Llegamos a los conejillos de Indias, los únicos animales aparte de Mahisha que fueron privados de comida por orden de mi padre. La noche anterior la habían pasado en ayunas. Mi padre abrió la jaula. Sacó una bolsa de comida del bolsillo y la vació en el suelo.
—¿Veis estos conejillos de Indias?
—Sí, papá.
Los animalitos temblaban de debilidad mientras mordisqueaban frenéticos los granos de maíz.
—Bueno, pues… —dijo, agachándose para coger uno—. No son peligrosos.
El resto de los conejillos de Indias se desperdigaron al instante.
Mi padre se rió. Me pasó el conejillo, que no paraba de chillar. Quiso acabar la lección con una nota alegre.
El conejillo descansaba tenso en mis brazos. Era uno de los pequeños. Me dirigí a la jaula y lo bajé con cuidado hasta el suelo. Se fue corriendo a su madre y se acurrucó a su lado. El único motivo por el que aquellos conejillos de Indias no eran peligrosos, es decir, que no nos iban a sacar sangre con los dientes y las garras, era porque estaban prácticamente domesticados. Si no, coger un conejillo de Indias salvaje con las manos sería como coger un cuchillo por la hoja.
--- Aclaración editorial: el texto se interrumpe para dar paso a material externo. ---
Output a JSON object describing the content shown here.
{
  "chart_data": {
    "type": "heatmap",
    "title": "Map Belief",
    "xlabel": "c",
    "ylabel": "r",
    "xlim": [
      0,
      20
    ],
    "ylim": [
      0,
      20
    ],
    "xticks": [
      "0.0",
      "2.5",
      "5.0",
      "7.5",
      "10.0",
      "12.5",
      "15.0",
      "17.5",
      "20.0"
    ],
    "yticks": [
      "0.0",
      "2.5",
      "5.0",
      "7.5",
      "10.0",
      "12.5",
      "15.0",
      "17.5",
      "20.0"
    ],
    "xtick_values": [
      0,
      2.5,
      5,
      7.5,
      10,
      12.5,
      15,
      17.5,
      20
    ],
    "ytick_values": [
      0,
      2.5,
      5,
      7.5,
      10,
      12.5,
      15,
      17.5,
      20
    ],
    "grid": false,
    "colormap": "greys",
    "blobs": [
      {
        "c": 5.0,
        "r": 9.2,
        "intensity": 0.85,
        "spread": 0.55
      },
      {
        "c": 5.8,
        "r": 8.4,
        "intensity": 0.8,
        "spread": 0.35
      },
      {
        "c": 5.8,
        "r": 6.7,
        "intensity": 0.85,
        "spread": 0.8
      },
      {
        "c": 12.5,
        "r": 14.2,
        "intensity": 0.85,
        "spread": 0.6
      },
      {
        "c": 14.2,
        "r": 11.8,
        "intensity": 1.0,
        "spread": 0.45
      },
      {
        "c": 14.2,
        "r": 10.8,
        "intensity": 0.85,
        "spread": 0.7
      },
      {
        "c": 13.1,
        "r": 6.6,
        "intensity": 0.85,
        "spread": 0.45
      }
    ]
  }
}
La lección había terminado. Ravi y yo nos enfurruñamos y le hicimos el vacío a papá durante una semana. Mamá también lo desatendió. Cada vez que pasaba por el foso de los rinocerontes, se me antojaban cabizbajos y apenados por la pérdida de uno de sus queridos compañeros.
Pero ¿qué puedes hacer si quieres a tu padre? La vida sigue y te mantienes lejos de los tigres. Excepto que ahora, habiendo acusado a Ravi de un crimen no especificado que no había cometido, yo estaba poco menos que muerto. En años posteriores, cada vez que tenía ganas de aterrorizarme, me susurraba.
—Ya verás cuando estemos solos. ¡Tú serás la próxima cabra!